Design of in vitro skin permeation studies according to the EMA guideline on quality of transdermal patches

Transdermal patches and medicated plasters are designed to sustain efficacious systemic or loco-regional drug concentrations, respectively. In both cases, drug skin permeation is a critical attribute from the early stage of the pharmaceutical development. In 2014, the EMA introduced the "Guideline on the quality of transdermal patches", in which the importance of equivalence of drug fluxes in in vitro skin permeation study was particularly emphasized to generic or abridged applications for the marketing authorization or manage dossier variations during the product cycle life. Moving from experimental data, this work provides information on the set-up of such studies and the statistical evaluation of obtained fluxes. In particular, the impact of the inter-sample variability on the equivalence assessment was deeply investigated by using formulation pairs containing propranolol, diclofenac or nitroglycerine. The main outputs of the work were attributable to the definition of the acceptability interval and number of replicates to be performed.

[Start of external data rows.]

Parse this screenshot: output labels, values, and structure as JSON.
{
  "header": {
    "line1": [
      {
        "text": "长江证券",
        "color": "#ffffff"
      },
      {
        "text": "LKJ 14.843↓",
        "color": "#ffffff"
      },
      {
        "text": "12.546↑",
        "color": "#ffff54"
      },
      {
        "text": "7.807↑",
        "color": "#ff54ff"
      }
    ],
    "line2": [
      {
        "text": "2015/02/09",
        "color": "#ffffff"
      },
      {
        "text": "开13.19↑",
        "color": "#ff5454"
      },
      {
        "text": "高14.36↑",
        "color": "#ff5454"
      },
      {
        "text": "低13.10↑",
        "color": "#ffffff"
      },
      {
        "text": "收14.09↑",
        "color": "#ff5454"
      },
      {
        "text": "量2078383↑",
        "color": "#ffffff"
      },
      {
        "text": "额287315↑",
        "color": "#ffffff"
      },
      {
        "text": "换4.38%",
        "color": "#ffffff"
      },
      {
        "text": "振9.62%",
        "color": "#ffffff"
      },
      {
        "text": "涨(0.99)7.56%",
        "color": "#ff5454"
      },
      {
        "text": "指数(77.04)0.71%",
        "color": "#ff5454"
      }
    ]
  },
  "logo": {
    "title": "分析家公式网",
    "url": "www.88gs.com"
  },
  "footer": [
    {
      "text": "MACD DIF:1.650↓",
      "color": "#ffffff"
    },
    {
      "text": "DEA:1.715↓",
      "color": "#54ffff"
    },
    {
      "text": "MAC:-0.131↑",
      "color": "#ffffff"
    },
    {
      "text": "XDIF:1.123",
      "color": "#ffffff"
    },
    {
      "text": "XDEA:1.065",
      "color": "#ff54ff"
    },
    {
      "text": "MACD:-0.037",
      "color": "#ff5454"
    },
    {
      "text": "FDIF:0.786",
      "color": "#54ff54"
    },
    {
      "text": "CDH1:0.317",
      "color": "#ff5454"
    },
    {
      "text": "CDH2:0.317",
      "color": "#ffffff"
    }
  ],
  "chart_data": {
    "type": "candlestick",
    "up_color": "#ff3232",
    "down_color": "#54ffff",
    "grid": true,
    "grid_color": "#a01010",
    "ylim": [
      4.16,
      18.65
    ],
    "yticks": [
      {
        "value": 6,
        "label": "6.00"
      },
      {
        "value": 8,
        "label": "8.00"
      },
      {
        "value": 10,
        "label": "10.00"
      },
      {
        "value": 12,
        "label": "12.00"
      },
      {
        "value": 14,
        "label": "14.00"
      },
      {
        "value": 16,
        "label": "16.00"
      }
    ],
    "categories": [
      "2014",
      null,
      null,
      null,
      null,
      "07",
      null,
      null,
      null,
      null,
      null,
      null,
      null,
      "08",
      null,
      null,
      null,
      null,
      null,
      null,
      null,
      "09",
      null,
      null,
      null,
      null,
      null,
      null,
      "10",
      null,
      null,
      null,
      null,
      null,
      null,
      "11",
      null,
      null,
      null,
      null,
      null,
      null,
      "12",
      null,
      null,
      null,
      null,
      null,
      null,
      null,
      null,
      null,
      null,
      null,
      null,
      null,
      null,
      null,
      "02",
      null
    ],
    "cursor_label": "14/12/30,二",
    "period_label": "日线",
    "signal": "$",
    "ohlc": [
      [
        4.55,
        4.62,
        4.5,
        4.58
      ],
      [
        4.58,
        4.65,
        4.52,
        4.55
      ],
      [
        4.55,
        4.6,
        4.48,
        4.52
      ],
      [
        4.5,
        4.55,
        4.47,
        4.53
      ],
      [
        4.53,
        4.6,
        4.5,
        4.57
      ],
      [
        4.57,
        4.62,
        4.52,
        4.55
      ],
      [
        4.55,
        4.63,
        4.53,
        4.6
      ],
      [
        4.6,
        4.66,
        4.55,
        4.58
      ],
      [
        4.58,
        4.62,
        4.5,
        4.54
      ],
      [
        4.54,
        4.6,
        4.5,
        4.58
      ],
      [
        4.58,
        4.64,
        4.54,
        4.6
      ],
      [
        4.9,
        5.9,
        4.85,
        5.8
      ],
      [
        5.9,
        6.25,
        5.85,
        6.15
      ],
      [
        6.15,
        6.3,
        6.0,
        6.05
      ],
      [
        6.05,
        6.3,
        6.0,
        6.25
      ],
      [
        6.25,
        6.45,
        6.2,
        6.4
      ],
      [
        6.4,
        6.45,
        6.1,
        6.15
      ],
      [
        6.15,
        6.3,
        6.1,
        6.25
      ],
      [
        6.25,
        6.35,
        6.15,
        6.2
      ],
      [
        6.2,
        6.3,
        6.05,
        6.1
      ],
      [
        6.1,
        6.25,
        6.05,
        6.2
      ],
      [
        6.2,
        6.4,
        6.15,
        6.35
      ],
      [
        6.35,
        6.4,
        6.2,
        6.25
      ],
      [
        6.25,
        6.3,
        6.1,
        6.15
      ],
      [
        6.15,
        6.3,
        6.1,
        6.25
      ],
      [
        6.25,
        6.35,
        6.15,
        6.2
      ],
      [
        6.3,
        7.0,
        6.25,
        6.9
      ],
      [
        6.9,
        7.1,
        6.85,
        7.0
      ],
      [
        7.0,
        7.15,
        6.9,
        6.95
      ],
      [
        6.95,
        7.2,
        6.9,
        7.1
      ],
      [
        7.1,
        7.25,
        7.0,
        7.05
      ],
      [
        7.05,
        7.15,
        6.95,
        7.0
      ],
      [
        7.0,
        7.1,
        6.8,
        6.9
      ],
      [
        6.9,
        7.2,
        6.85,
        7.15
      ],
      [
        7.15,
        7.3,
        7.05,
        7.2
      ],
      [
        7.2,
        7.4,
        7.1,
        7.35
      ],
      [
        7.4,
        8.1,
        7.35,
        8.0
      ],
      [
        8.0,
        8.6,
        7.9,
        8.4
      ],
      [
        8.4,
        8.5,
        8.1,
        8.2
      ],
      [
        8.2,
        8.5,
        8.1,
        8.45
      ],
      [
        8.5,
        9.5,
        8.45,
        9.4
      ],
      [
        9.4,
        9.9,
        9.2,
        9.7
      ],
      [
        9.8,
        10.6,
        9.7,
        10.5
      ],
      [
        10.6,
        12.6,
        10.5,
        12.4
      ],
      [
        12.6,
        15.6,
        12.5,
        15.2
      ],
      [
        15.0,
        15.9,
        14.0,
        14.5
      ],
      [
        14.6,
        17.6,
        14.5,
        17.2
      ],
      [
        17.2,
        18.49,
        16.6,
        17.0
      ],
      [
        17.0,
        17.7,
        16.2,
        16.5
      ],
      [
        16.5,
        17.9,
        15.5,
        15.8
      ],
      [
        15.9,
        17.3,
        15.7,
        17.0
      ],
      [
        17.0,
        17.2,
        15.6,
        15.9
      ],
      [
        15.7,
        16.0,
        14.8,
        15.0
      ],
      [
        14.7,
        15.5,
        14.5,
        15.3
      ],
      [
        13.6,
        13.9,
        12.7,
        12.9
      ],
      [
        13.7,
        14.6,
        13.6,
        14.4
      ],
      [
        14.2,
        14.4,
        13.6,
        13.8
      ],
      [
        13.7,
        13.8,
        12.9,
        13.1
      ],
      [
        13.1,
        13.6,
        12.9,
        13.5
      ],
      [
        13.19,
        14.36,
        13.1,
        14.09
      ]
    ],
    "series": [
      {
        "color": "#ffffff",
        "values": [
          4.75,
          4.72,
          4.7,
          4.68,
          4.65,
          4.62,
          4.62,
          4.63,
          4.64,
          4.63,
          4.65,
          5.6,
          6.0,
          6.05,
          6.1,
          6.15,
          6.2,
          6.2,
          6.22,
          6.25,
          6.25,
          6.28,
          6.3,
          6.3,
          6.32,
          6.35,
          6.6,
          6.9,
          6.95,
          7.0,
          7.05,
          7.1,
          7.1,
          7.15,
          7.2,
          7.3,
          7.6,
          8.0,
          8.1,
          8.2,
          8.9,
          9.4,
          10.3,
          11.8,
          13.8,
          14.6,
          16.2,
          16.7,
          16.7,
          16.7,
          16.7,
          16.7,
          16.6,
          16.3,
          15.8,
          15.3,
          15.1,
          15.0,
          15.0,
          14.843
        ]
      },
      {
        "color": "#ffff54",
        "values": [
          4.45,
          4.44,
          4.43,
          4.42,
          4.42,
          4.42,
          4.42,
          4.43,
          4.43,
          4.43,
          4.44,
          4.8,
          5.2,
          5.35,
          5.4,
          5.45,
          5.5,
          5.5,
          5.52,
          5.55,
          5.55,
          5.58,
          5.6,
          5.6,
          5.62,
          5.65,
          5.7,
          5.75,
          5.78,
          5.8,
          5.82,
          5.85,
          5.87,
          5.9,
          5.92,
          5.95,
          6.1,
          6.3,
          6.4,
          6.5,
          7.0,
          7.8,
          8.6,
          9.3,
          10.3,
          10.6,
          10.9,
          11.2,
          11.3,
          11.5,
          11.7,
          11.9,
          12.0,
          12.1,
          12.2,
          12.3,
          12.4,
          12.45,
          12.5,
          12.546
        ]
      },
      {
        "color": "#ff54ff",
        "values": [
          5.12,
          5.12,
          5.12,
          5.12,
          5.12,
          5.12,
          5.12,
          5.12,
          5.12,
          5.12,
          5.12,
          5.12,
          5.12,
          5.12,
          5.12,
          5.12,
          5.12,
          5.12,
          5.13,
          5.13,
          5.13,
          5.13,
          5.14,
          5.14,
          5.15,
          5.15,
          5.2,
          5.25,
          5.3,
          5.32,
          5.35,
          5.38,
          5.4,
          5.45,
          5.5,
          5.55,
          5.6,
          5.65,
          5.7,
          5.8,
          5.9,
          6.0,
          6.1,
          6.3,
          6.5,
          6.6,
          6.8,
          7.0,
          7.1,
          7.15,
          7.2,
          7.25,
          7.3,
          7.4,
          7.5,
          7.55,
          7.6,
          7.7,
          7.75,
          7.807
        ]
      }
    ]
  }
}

As an example, the equivalence of two propranolol patches (flux variability lower than 25%) can be assessed using six replicas and a confidence limit within the 0.8-1.25 range (α = 0.05; power 90%). In contrast, the equivalence of diclofenac plasters, which exhibit a variability near the 50%, can be demonstrated increasing the number of replicas (i.e., 20 skin samples) for each formulation and widening the acceptance range according to the statistical approach proposed in the work.